Fisherman's Trail Portugal Portugal Main

Day 1: Sagres to Vila do Bispo

As I write the first part of this post, it is lunch time and I am sitting in Sagres, where I slept last night and left this morning, instead of walking towards Vila do Bispo. Not exactly what I had imagined.

I had a good night’s sleep, 10 hours all told, waking every now and then. The breakfast was excellent with a large selection – far more than I had expected. At breakfast I spoke with an Italian lady walking in the opposite direction than I am, she had only 4 days to walk in, as she had three kids back home and her husband was looking after them. 

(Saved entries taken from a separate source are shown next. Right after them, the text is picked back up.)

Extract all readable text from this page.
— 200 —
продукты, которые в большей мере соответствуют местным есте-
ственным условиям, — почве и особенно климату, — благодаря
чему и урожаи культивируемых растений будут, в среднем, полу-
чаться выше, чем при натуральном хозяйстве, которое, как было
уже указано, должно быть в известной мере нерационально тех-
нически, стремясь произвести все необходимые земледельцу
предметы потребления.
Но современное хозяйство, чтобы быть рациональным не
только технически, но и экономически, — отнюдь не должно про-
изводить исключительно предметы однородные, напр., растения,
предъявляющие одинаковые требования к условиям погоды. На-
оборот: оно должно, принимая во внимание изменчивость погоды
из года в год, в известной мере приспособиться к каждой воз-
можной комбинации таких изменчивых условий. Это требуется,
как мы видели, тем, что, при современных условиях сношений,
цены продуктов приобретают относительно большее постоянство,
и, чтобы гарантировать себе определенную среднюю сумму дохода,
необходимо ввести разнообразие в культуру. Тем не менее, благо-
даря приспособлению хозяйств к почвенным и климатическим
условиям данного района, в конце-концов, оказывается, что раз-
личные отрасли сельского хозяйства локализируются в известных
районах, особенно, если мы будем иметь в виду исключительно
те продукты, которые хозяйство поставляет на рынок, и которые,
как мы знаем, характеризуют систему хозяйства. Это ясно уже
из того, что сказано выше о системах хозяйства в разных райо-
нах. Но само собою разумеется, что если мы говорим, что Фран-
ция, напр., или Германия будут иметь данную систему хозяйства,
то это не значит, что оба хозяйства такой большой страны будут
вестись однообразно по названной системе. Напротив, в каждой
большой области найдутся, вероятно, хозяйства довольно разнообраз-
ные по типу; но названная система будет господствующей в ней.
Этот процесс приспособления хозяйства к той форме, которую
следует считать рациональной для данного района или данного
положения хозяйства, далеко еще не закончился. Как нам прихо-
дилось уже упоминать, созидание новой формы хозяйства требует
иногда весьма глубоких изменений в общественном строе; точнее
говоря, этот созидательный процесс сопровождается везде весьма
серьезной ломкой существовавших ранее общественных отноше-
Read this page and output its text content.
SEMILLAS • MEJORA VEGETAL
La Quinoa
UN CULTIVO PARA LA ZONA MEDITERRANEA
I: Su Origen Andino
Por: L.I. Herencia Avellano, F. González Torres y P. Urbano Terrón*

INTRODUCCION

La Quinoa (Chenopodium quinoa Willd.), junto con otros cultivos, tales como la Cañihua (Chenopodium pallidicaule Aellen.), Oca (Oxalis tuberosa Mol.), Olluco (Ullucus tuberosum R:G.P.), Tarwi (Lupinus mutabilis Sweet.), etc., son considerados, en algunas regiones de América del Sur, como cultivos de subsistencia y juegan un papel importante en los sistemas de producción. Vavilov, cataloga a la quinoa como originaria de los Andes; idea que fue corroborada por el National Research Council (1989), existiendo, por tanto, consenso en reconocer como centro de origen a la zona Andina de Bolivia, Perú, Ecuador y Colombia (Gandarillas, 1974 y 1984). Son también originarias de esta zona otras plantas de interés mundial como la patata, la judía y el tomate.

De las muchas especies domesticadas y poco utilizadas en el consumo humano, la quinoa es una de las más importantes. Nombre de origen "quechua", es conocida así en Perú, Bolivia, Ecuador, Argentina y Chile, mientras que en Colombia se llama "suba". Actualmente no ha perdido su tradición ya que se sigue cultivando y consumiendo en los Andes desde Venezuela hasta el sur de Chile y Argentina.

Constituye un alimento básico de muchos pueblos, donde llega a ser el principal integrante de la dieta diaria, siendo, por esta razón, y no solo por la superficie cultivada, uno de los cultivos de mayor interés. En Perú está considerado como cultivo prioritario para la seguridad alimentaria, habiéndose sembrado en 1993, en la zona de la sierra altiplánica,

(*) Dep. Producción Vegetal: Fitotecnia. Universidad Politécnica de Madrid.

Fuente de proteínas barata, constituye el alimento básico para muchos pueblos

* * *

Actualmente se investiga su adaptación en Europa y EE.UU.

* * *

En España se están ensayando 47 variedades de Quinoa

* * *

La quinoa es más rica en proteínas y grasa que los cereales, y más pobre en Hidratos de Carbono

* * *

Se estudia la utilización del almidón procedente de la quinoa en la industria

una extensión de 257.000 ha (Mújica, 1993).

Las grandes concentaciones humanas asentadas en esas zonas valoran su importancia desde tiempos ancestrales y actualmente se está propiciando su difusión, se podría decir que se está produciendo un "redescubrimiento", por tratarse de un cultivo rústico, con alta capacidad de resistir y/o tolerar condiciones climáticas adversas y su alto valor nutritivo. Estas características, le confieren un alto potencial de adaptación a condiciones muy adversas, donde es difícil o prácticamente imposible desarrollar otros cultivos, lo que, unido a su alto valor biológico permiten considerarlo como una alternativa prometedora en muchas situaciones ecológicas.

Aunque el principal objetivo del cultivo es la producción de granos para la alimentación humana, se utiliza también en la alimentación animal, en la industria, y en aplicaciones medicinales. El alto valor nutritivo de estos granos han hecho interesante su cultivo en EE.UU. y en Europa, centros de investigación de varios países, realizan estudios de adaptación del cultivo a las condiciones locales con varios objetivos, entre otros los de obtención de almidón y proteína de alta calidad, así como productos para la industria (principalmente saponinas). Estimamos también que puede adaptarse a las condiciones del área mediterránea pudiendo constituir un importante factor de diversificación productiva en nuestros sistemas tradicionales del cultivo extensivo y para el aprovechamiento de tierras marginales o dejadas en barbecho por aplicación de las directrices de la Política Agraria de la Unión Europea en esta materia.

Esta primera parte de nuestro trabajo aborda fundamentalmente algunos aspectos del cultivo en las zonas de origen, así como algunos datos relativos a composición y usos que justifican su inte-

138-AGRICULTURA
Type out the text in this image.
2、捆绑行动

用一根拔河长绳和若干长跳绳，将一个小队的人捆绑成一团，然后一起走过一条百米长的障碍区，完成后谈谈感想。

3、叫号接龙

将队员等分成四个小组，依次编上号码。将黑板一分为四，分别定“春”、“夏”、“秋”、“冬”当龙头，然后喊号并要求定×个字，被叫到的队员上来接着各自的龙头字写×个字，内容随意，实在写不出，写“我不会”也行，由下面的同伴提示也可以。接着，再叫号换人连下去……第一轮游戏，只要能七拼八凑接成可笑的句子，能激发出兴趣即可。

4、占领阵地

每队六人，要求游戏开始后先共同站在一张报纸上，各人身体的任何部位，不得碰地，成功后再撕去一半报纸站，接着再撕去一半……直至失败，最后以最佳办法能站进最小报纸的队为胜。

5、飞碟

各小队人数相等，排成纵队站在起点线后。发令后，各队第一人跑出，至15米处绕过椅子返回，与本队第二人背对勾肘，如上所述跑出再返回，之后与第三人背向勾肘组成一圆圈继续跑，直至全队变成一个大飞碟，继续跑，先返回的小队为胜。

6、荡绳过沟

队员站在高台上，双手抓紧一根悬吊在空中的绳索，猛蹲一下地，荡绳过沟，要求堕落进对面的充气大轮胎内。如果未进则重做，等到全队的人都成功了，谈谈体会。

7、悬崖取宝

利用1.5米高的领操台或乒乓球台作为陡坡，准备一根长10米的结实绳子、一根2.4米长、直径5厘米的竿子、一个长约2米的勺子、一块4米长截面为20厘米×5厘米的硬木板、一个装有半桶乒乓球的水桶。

As today was a short walk, 21 kilometers, I decided to take a 2 kilometer detour to Sagres Fort, on the tip on the peninsula. It was closed and wasn’t open for another 30 minutes, so I decided to walk back towards the official path. The route was a mixture of road and sand/rock paths, with fantastic views of coves and beaches, 30m below. I could see my first stop, the St. Vincent lighthouse, in the distance as I enjoyed the beautiful weather.

I’d walked ca. 6 kms., when my phone rang. It was a Portuguese number. I hesitated, but took it. It was the hotel. For the first time in 50+ years of travelling, I’d left my passport in my room at the hotel. They didn’t want to send it with a taxi. I didn’t fancy walking back again, so I checked bus times. There was a bus from the lighthouse to Sagres in about a hours, and another back to the lighthouse an hour later. I continued towards the lighthouse, relieved that I would be able to pick up my passport and still make it to Vila do Bispo.

Beyond the surfing and beaches, the areas biggest tourist attraction is the Portuguese Navy’s St. Vincent Lighthouse. It is Europe’s second most powerful lighthouse, safeguarding one of the world’s most hectic shipping lanes. It’s beam shines 60 km into the Atlantic Ocean. (Phare du Creach, in Brittany, France is the most powerful). Unfortunately, you cannot visit St. Vincent’s Lighthouse, you can see it from outside. It was odd to think that not so many centuries ago, this was the end of the world and when you sailed past this point, one sailed into the unknown.

The stainless steel sculpture at the lighthouse represents St. Vincent wearing a tunic.

The bus took me back to Sagres, where I picked up my passport at the hotel and thanked them profusely. I now had over an hour to kill. As I write this, I am drinking a coffee and eating a fabulous lemon cake.

The bus to take me back was on time and at 13.30 I was back at the lighthouse St. Vincent, and back on my way again. The 13,5 km to Vila do Bispo is split into two parts. The first 8,5km along the coast, 30m above sea level, passing fabulous coves that are almost impossible unless you are on foot. Some of the beaches below can only be reached by mountain climbers and quite a few were out practicing. The going is tough, the paths either comprise of rocks (and you need to be careful where you tread) or sand (where your foot sinks into the sand). Neither are easy, not least with a backpack. But it is worth all the effort, the views are fantastic, although due to vertigo I didn’t go too close to the edge.

Via the All Trails app, I have the route marked out on my phone – with warnings if I leave the track, but the paths are very well marked, initially with blue and green stripes (representing the Fisherman’s Trail), later with red and white stripes (representing the Historical Trail that goes mostly more inland, but sometimes overlaps). Many stone cairns have been built as a visual marker – something I’ve earlier seen in Japan. It’s also amazing, given the sandy and rocky ground, how much vegetation there is.

The vegetation changes from small shrubs to green fields on the second part of the path, where it turns inland. Here it is primarily a sandstone path – a bit dusty, not least when the occasional car drives by. I even see cows grazing in some places, which I hadn’t expected so far south.

For the last few kilometers, the path turns from sandstone to a tarmac road. It’s arrived at the hotel just before 6 pm. Vila do Bispo is a small town with a couple of hotels and a few restaurants. I ate at a restaurant I had seen when the bus stopped here yesterday. They served excellent food, fish soup, fried fish, flan, a double espresso and a jug of Vinho Verde for 33 Euros. I slept well.